If so, chances are you spend $100,000 or more per year, perhaps much more, with them.
These days, it’s also likely that your annual research budget has been lowered. Or that you are expected to do more with the same budget. In either case, the name of the game is budget efficiency.
One of the easiest ways to improve budget efficiency is to simply ask your research suppliers: “What options can you offer to reduce our research costs?” Let them know you are open to creative ideas.
A true partner will be open to getting creative on your behalf. Simply by asking them, you are also signaling to them that you are open to change—perhaps new tools or processes that they may have been reluctant to offer up proactively. After all, some of their clients are resistant to change, and they may have assumed this applies as well to you.
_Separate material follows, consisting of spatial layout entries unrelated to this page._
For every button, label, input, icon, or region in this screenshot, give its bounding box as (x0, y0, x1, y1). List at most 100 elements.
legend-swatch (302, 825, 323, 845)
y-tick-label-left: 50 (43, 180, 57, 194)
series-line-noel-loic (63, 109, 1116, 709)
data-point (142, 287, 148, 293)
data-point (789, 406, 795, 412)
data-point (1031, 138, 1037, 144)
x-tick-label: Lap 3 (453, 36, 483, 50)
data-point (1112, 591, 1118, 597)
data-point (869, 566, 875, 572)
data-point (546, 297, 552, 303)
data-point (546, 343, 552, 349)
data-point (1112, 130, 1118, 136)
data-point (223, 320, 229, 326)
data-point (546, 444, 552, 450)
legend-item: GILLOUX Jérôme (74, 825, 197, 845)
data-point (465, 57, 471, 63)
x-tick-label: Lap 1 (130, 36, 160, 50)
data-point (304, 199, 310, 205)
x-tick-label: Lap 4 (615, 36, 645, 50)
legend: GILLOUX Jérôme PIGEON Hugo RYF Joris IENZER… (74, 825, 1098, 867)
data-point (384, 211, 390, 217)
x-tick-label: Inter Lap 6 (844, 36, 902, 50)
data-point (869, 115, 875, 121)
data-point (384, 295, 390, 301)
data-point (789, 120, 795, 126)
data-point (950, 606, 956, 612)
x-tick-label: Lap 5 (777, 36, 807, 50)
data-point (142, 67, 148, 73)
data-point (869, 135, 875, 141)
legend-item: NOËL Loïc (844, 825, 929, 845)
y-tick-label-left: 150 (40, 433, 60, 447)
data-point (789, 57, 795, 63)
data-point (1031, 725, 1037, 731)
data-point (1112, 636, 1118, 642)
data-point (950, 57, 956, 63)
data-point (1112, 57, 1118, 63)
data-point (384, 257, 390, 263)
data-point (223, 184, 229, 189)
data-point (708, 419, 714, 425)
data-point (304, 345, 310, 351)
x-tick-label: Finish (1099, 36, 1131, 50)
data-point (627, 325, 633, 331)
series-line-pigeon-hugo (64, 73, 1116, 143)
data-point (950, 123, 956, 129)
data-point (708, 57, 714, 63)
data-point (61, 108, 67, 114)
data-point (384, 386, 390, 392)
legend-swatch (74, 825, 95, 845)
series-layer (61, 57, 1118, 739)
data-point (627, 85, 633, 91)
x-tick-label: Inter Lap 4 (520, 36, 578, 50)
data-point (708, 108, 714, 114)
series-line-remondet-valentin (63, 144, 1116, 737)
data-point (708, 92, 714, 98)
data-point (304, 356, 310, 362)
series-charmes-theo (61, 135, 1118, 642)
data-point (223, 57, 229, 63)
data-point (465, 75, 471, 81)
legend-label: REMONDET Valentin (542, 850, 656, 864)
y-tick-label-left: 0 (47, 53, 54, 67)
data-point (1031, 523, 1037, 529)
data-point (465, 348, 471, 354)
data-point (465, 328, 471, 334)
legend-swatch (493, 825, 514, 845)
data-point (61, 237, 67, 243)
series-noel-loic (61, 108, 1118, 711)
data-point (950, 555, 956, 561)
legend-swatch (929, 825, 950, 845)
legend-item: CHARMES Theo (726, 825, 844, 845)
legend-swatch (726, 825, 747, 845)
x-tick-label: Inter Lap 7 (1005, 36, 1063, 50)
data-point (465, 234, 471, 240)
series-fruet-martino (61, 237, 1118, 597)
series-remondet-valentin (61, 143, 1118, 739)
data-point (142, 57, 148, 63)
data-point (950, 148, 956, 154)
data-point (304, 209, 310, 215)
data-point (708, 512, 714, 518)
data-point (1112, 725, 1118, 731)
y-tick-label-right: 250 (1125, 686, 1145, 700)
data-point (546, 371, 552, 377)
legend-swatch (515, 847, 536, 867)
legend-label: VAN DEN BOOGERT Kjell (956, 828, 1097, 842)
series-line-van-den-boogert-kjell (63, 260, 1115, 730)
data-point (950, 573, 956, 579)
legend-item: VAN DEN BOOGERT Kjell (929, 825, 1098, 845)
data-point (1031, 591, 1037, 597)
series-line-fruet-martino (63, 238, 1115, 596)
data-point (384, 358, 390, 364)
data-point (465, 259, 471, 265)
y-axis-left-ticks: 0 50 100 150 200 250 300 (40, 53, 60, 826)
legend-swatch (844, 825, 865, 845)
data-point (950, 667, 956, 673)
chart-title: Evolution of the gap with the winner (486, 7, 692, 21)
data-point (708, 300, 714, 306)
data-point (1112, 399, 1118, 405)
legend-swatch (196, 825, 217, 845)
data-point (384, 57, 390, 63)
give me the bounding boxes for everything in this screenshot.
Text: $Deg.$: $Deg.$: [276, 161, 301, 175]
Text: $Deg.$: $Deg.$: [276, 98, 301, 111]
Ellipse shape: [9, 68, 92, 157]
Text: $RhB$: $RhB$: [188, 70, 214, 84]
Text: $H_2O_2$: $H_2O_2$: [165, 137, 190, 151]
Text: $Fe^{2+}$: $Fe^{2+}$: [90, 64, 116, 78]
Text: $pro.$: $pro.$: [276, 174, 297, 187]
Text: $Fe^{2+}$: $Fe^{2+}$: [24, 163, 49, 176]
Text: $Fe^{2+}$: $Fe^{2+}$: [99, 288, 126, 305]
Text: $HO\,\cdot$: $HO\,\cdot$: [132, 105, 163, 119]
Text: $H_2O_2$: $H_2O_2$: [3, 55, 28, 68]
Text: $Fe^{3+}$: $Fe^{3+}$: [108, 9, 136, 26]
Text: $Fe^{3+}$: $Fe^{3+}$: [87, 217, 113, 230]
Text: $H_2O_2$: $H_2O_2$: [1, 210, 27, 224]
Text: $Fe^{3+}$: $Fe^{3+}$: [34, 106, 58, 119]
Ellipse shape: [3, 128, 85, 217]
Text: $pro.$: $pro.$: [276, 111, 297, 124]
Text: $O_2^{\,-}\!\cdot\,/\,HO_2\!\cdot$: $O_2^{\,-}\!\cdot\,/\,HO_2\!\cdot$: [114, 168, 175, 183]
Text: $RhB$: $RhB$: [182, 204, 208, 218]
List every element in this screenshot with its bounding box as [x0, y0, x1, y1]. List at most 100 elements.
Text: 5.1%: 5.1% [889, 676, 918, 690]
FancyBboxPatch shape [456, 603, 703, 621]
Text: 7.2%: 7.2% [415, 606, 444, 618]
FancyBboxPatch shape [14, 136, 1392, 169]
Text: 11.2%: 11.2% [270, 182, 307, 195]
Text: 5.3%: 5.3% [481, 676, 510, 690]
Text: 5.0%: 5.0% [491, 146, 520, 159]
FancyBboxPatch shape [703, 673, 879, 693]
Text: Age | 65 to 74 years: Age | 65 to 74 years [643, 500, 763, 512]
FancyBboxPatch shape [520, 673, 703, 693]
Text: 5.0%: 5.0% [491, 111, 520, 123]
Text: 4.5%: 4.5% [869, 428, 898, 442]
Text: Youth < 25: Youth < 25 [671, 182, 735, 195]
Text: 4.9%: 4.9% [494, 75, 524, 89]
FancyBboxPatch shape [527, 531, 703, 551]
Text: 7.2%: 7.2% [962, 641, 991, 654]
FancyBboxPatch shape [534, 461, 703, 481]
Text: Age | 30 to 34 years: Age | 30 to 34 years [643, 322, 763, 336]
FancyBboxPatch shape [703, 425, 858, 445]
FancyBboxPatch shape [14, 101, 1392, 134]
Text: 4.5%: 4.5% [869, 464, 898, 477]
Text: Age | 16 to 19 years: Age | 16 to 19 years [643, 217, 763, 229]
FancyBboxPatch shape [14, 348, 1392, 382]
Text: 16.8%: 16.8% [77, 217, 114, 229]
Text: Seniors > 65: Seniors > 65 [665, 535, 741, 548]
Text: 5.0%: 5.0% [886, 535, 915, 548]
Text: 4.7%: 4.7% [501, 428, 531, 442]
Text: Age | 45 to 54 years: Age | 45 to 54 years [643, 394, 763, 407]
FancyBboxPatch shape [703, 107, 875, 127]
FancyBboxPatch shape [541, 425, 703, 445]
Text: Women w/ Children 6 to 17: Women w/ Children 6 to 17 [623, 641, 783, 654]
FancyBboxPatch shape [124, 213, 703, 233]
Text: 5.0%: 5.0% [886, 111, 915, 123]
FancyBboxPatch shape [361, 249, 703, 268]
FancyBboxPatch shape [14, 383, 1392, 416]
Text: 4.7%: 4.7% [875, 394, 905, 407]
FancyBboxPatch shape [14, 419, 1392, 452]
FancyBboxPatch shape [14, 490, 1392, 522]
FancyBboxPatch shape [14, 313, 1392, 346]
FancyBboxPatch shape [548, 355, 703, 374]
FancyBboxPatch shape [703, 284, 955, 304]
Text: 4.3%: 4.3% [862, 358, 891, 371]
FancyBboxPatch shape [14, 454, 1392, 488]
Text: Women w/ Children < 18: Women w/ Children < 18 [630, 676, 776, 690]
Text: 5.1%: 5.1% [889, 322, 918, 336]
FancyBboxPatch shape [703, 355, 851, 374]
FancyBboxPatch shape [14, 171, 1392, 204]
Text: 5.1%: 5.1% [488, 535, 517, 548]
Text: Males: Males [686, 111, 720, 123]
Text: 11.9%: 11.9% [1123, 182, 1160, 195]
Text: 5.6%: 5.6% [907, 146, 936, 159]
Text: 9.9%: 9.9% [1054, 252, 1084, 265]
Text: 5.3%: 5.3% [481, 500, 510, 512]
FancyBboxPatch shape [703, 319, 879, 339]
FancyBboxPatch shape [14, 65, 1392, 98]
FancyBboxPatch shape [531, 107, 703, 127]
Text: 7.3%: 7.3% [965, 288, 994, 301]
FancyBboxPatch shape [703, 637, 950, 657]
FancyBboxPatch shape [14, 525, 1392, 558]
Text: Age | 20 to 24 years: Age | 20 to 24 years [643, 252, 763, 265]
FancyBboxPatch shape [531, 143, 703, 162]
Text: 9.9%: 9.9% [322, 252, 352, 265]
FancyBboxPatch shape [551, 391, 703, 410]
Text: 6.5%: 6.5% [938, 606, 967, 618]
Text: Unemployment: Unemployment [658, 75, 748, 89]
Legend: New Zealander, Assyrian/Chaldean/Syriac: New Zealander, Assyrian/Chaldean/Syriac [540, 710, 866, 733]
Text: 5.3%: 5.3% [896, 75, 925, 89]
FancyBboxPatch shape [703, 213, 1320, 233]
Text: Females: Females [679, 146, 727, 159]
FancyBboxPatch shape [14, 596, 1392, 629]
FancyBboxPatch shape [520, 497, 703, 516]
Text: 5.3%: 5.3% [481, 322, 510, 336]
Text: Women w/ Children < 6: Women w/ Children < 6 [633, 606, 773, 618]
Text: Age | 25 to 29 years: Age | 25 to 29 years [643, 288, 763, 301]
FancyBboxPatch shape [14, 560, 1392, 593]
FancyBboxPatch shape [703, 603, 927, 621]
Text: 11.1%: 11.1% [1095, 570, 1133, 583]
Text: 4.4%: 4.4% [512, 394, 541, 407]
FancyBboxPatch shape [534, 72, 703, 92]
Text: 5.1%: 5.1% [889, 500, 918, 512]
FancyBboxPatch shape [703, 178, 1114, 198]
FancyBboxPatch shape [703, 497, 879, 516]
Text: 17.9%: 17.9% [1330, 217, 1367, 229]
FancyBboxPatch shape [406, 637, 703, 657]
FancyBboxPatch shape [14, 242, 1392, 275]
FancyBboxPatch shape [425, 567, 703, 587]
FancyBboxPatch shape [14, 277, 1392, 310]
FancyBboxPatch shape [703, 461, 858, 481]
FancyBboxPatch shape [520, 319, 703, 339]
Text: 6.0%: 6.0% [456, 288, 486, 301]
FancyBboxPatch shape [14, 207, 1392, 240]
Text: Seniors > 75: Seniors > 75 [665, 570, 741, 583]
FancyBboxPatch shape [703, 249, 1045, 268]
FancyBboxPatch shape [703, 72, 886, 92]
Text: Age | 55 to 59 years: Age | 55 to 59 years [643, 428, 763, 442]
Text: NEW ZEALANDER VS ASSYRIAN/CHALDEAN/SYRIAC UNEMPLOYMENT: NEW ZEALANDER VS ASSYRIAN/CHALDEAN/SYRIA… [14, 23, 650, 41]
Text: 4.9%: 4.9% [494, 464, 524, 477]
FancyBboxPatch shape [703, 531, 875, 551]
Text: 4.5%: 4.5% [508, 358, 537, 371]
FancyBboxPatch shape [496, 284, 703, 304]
What can you expect after you ask for options? Here are a few examples of things you will likely hear:
Reduce data collection costs by building an in-house panel (as opposed to using a 3rd party panel). If you have not done so already, and depending on your market, an in-house panel can reduce data collection costs. Yes, there is an up-front investment to create it, but depending on your population parameters and research frequency, it can pay for itself within a year.
Reduce reporting costs by eschewing slide decks. Market research agencies put a lot of time into creating slide decks (whether though PowerPoint, Keynote or other programs). Online reporting options and chart automation tools can reduce operating costs, though there can be trade-off’s in formatting and customization.
Reduce project management fees by changing to a retainer versus per-project fee structure. Market research suppliers are, after all, consultancies. The more predictable the revenue stream, the more efficiently they operate. Some agencies will offer lower fees if they have a guarantee of consistent work or more of a consultative relationship.
Of course, with change comes risk. Your provider will likely advise you of the risks associated with the options they offer.
But, hey, it doesn’t hurt to ask, right? Give your market research suppliers a chance to be creative on your behalf. You just may be pleasantly surprised.